An age-progressed photo of Alissa that shows what she would look like at 32 (National Center For Missing and Exploited Children)

But he soon changed his stance about her disappearance and started telling family members that he believed someone might have been following her and caused her great harm. He said that, because police were not doing anything, he would go search for her himself and even made several trips to California to pass out missing person flyers.

In 2006, five years after she went missing, investigators began looking into the stepfather as a "top suspect" after noticing several inconsistencies in his story.

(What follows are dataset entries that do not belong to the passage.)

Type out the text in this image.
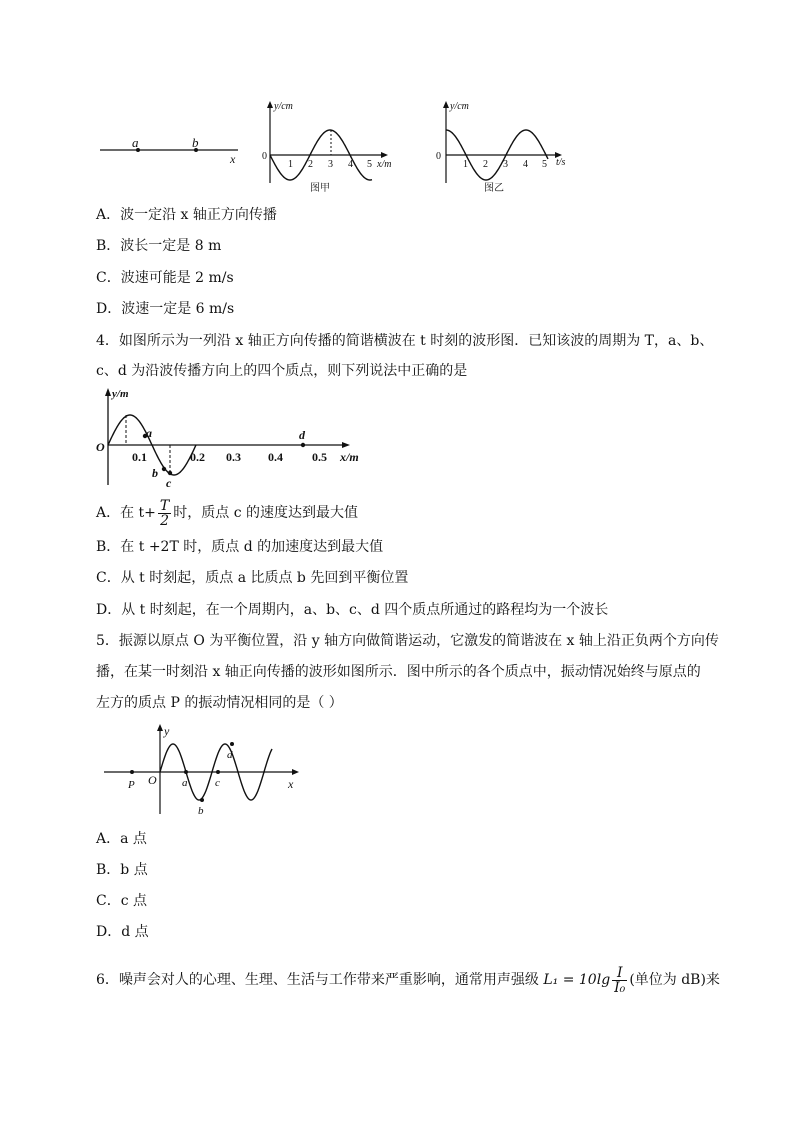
a	b
x
y/cm
0
1 2 3 4 5 x/m
图甲
y/cm
0
1 2 3 4 5 t/s
图乙
A．波一定沿 x 轴正方向传播
B．波长一定是 8 m
C．波速可能是 2 m/s
D．波速一定是 6 m/s
4．如图所示为一列沿 x 轴正方向传播的简谐横波在 t 时刻的波形图．已知该波的周期为 T，a、b、
c、d 为沿波传播方向上的四个质点，则下列说法中正确的是
y/m
O
a
b
c
d
0.1	0.2 0.3 0.4 0.5 x/m
A．在 $t+ \frac{T}{2}$ 时，质点 c 的速度达到最大值
B．在 t +2T 时，质点 d 的加速度达到最大值
C．从 t 时刻起，质点 a 比质点 b 先回到平衡位置
D．从 t 时刻起，在一个周期内，a、b、c、d 四个质点所通过的路程均为一个波长
5．振源以原点 O 为平衡位置，沿 y 轴方向做简谐运动，它激发的简谐波在 x 轴上沿正负两个方向传
播，在某一时刻沿 x 轴正向传播的波形如图所示．图中所示的各个质点中，振动情况始终与原点的
左方的质点 P 的振动情况相同的是（ ）
y
x
O
P	a
b
c
d
A．a 点
B．b 点
C．c 点
D．d 点
6．噪声会对人的心理、生理、生活与工作带来严重影响，通常用声强级 $L_1 = 10\lg \frac{I}{\text{I₀}}$ (单位为 dB)来
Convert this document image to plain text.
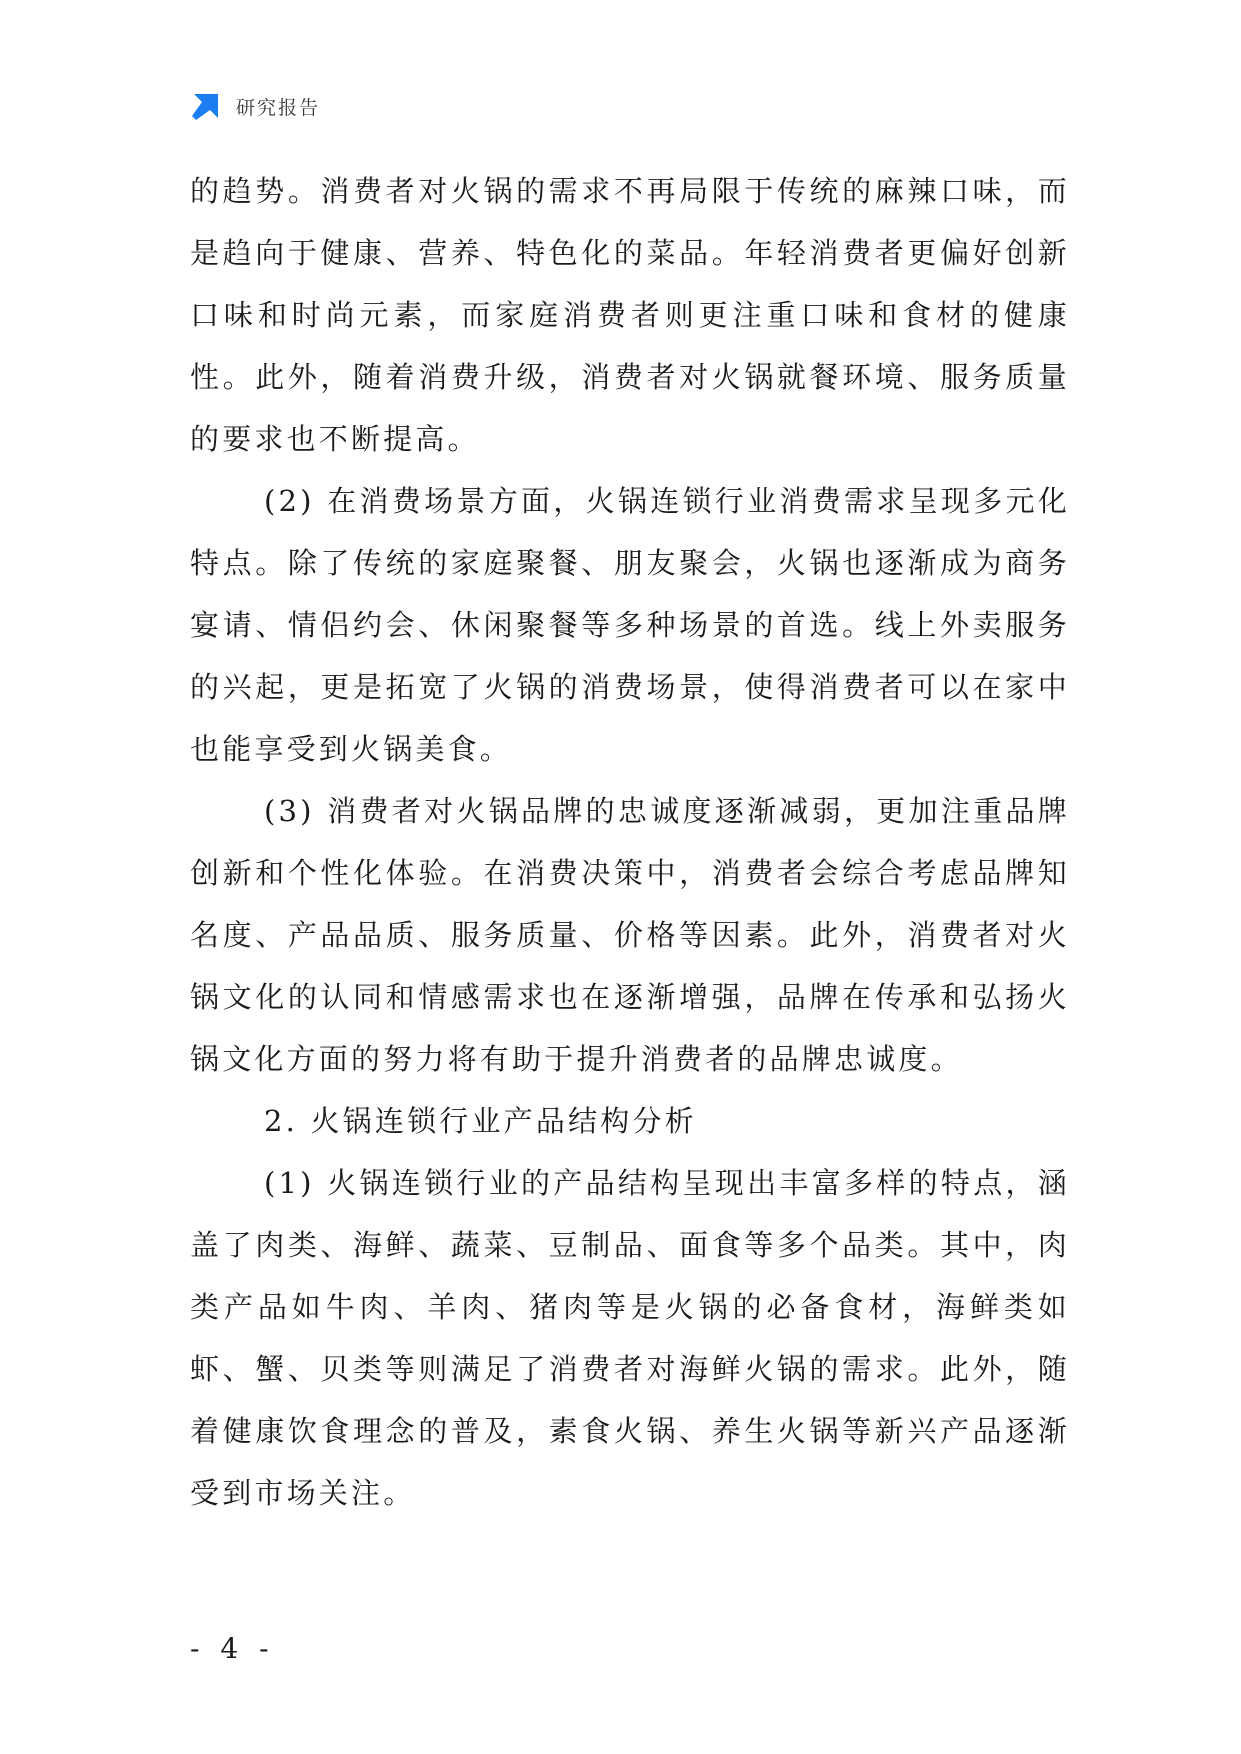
研究报告

的趋势。消费者对火锅的需求不再局限于传统的麻辣口味，而是趋向于健康、营养、特色化的菜品。年轻消费者更偏好创新口味和时尚元素，而家庭消费者则更注重口味和食材的健康性。此外，随着消费升级，消费者对火锅就餐环境、服务质量的要求也不断提高。

(2) 在消费场景方面，火锅连锁行业消费需求呈现多元化特点。除了传统的家庭聚餐、朋友聚会，火锅也逐渐成为商务宴请、情侣约会、休闲聚餐等多种场景的首选。线上外卖服务的兴起，更是拓宽了火锅的消费场景，使得消费者可以在家中也能享受到火锅美食。

(3) 消费者对火锅品牌的忠诚度逐渐减弱，更加注重品牌创新和个性化体验。在消费决策中，消费者会综合考虑品牌知名度、产品品质、服务质量、价格等因素。此外，消费者对火锅文化的认同和情感需求也在逐渐增强，品牌在传承和弘扬火锅文化方面的努力将有助于提升消费者的品牌忠诚度。

2. 火锅连锁行业产品结构分析

(1) 火锅连锁行业的产品结构呈现出丰富多样的特点，涵盖了肉类、海鲜、蔬菜、豆制品、面食等多个品类。其中，肉类产品如牛肉、羊肉、猪肉等是火锅的必备食材，海鲜类如虾、蟹、贝类等则满足了消费者对海鲜火锅的需求。此外，随着健康饮食理念的普及，素食火锅、养生火锅等新兴产品逐渐受到市场关注。

- 4 -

His refusal to let them review the video and audiotapes he recorded in his home -- his paranoid nature saw him post cameras all over his property and document every incoming and outgoing call -- convinced them he was hiding something, and a search warrant was obtained.

During the subsequent raid, they uncovered 26 homemade pipe bombs, as well as a 90-page manifesto where he suggested his stepdaughter had been abducted and killed by two men from an electrical union he worked for, as revenge.

They also found a mountain of documents, which included letters Alissa had written where she claimed to have been molested by Turney, as well as contracts that she signed where she said she had never been sexually assaulted.

Turney did end up pleading guilty and serving 10 years behind bars for the bombs but has still not been charged in Alissa's disappearance. Desperate for answers and evidence, Sarah has turned to TikTok in the hope her sister's story will reach a larger audience.

Since setting her account up in April, she has built up a following of 679,000. She talks about the case and also regularly shares videos from their childhood which seem to point further toward's Turney's guilt. She now believes the platform will be pivotal in solving the case.

"Believe it or not, it has become an important outlet for Alissa’s story. I’ve received more interest in this case from that app in the past month than the last 10 years," she told Dateline. "This is not going away and I’m going to make sure it never does. I still think of her as my tough older sister who taught me to be tough. Now, I need to continue to be tough and use that to fight for the justice she deserves. She deserves her day in court. And I’m determined to give her that."